With interest rates sitting at record lows, Australian mortgage holders are increasingly looking to refinance their home loan in search of a better rate. According to the latest data from Mortgage Choice, more than 36 per cent of all home loans written are for refinancing purposes.
Franchisee of Mortgage Choice in Bendigo, Peter Machell said he had seen a recent spike in the number of customers looking to refinance their home loan.
“In the past few months we’ve seen a number of lenders tweak their pricing and policy in line with their appetite for business. With so much movement in the interest rate market, it’s important for borrowers to stay on top of their mortgage and make sure they are in the right product for their needs.”
Peter said while borrowers should generally look to review their mortgage once a year, the current rate of change in the market means borrowers could review their mortgage once a quarter. “Refinancing often allows customers to secure a more competitive home loan that is better suited to their unique financial situation.”

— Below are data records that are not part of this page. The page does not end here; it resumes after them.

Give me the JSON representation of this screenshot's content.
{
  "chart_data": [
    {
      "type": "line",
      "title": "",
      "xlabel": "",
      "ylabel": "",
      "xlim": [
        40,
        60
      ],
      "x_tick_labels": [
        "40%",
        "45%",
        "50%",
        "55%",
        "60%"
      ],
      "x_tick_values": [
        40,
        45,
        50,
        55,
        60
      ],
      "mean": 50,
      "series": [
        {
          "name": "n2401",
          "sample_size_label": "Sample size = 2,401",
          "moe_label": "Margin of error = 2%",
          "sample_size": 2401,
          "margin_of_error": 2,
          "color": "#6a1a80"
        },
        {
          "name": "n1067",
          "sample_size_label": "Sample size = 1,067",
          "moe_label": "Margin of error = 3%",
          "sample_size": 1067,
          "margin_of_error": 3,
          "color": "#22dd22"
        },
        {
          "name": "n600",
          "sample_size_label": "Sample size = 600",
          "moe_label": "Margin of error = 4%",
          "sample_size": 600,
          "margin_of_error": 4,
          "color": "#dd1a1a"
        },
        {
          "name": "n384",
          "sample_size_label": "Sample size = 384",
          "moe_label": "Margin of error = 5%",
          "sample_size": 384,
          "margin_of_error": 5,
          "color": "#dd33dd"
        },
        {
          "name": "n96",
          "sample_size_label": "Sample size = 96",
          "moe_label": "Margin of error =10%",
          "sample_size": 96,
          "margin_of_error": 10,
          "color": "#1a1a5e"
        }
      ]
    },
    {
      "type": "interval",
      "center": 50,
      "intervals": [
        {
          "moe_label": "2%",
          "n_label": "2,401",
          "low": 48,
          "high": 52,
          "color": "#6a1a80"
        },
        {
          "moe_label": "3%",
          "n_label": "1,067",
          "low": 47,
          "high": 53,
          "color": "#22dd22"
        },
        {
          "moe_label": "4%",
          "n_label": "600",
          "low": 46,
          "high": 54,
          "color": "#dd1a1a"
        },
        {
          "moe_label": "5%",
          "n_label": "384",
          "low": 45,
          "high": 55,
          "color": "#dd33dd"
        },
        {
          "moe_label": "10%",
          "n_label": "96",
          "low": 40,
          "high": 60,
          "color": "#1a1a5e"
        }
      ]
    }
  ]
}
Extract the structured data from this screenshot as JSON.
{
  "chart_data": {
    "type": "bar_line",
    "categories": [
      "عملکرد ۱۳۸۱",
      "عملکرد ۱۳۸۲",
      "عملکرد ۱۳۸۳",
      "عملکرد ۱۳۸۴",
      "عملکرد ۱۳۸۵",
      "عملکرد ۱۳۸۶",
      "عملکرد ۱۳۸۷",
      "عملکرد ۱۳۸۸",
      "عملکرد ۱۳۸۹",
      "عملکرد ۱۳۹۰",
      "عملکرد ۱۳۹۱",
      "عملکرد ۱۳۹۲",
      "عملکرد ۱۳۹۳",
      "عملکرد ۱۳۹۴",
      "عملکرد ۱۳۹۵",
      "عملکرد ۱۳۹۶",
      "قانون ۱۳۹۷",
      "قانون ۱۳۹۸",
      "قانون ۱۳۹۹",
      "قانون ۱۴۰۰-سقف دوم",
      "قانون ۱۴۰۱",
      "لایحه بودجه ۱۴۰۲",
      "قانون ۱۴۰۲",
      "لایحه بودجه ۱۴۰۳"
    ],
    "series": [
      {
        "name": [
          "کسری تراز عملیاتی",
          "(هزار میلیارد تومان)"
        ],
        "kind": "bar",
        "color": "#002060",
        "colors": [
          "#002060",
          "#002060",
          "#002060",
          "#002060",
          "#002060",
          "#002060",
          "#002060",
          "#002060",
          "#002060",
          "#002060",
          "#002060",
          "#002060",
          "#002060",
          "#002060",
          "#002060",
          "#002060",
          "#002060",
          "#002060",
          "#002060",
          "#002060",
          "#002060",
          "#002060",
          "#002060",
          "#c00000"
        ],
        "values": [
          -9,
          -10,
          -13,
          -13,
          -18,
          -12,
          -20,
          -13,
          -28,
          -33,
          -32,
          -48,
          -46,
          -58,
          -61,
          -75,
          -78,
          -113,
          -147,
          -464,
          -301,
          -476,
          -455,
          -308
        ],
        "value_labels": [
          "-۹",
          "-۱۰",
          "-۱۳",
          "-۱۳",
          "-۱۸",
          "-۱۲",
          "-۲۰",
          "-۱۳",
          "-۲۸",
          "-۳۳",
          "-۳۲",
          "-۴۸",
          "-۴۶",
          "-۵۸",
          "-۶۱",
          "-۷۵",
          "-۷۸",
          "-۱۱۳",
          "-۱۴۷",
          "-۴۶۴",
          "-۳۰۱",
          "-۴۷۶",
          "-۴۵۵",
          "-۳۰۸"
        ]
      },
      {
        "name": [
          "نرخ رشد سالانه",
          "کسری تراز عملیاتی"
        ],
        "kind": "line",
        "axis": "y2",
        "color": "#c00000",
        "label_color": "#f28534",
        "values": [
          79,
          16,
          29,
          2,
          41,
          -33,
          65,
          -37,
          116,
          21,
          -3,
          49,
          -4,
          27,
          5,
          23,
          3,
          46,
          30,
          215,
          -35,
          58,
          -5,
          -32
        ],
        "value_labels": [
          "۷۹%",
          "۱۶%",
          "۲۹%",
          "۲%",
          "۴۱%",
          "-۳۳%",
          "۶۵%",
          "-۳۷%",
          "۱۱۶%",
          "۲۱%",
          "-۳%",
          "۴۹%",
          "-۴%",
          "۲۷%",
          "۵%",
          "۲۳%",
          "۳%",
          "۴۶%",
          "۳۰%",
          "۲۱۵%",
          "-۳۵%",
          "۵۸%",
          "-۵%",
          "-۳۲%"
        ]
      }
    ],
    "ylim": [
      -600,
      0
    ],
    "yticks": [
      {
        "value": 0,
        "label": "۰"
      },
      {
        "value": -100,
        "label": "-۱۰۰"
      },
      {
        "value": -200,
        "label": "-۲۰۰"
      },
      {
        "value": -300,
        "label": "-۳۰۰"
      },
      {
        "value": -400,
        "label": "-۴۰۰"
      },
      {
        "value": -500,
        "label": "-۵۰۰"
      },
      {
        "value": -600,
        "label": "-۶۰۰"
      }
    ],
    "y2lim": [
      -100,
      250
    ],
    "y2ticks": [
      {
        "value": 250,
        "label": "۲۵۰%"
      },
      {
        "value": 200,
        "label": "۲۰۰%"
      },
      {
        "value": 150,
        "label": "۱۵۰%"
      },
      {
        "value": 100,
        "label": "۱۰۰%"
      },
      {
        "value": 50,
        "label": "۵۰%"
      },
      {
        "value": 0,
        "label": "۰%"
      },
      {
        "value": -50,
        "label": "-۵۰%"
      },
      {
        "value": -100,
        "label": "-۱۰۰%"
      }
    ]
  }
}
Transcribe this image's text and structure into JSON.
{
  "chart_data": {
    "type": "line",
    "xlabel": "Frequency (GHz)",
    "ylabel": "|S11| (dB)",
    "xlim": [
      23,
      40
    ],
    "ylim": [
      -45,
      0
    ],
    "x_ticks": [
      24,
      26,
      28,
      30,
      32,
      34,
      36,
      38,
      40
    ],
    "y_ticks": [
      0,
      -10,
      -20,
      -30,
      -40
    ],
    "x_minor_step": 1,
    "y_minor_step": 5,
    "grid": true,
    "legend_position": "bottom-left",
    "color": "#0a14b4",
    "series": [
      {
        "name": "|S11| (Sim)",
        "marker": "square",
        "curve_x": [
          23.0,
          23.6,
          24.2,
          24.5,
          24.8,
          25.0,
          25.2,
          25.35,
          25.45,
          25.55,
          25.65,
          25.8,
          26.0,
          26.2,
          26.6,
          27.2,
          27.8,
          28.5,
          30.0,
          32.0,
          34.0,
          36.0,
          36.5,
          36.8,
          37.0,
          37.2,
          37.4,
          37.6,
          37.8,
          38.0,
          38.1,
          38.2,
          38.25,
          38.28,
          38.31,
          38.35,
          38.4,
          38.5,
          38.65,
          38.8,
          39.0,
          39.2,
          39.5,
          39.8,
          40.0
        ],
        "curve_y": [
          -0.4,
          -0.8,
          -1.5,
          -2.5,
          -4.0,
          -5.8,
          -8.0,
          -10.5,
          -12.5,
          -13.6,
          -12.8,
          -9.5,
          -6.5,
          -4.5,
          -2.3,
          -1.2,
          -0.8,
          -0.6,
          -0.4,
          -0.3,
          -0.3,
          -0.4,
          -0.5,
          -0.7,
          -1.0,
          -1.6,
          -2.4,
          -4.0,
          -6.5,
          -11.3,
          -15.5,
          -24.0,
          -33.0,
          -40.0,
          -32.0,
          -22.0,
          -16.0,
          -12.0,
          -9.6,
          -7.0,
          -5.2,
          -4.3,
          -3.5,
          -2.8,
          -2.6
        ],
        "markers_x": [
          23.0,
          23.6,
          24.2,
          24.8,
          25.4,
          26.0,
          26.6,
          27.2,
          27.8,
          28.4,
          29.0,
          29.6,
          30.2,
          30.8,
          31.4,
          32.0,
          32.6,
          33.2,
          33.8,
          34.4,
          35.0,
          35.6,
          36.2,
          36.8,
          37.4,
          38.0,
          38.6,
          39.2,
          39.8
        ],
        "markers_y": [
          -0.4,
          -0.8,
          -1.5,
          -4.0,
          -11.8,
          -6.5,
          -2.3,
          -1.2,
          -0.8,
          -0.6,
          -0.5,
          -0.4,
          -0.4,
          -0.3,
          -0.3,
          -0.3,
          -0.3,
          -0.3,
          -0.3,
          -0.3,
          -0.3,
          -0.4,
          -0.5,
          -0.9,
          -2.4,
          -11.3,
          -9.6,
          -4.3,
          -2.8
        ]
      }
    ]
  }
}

That was the case for Nikita Robson, who had previously taken out a home loan with a very competitive honeymoon interest rate. Knowing that period was soon coming to an end, Nikita spoke to her broker to see if there was a way she could refinance into a sharper product rather than simply stick with her lender and be charged a higher rate when her honeymoon rate expired.
“I wanted to refinance to make sure I was getting the best deal,” she said. “But I was worried about how hard it might be to change and the paperwork associated with it.” Nikita needn’t have worried. By her own admission, refinancing was a simple process made even simpler by using a mortgage broker.
While Nikita refinanced her loan in order to secure a better rate, this isn’t the only reason borrowers choose to refinance, with some people looking to renovate their home and refinancing in order to make this a reality.
While refinancing is a fairly seamless process, Peter said there are a few things all borrowers should be mindful of. “It’s a good idea to find out about any break fees or deferred establishment fees that might apply if you choose to pay out your existing loan early. Your new lender may also charge a range of upfront fees, including loan application, valuation and settlement fees.”
Peter said borrowers may also have to pay Lenders Mortgage Insurance. “While a borrower may have paid this before, it is not transferable – if a borrower is planning to borrow 80 per cent or more of the property’s value, they’ll need to pay it again.”
Peter said borrowers should chat to a professional before refinancing.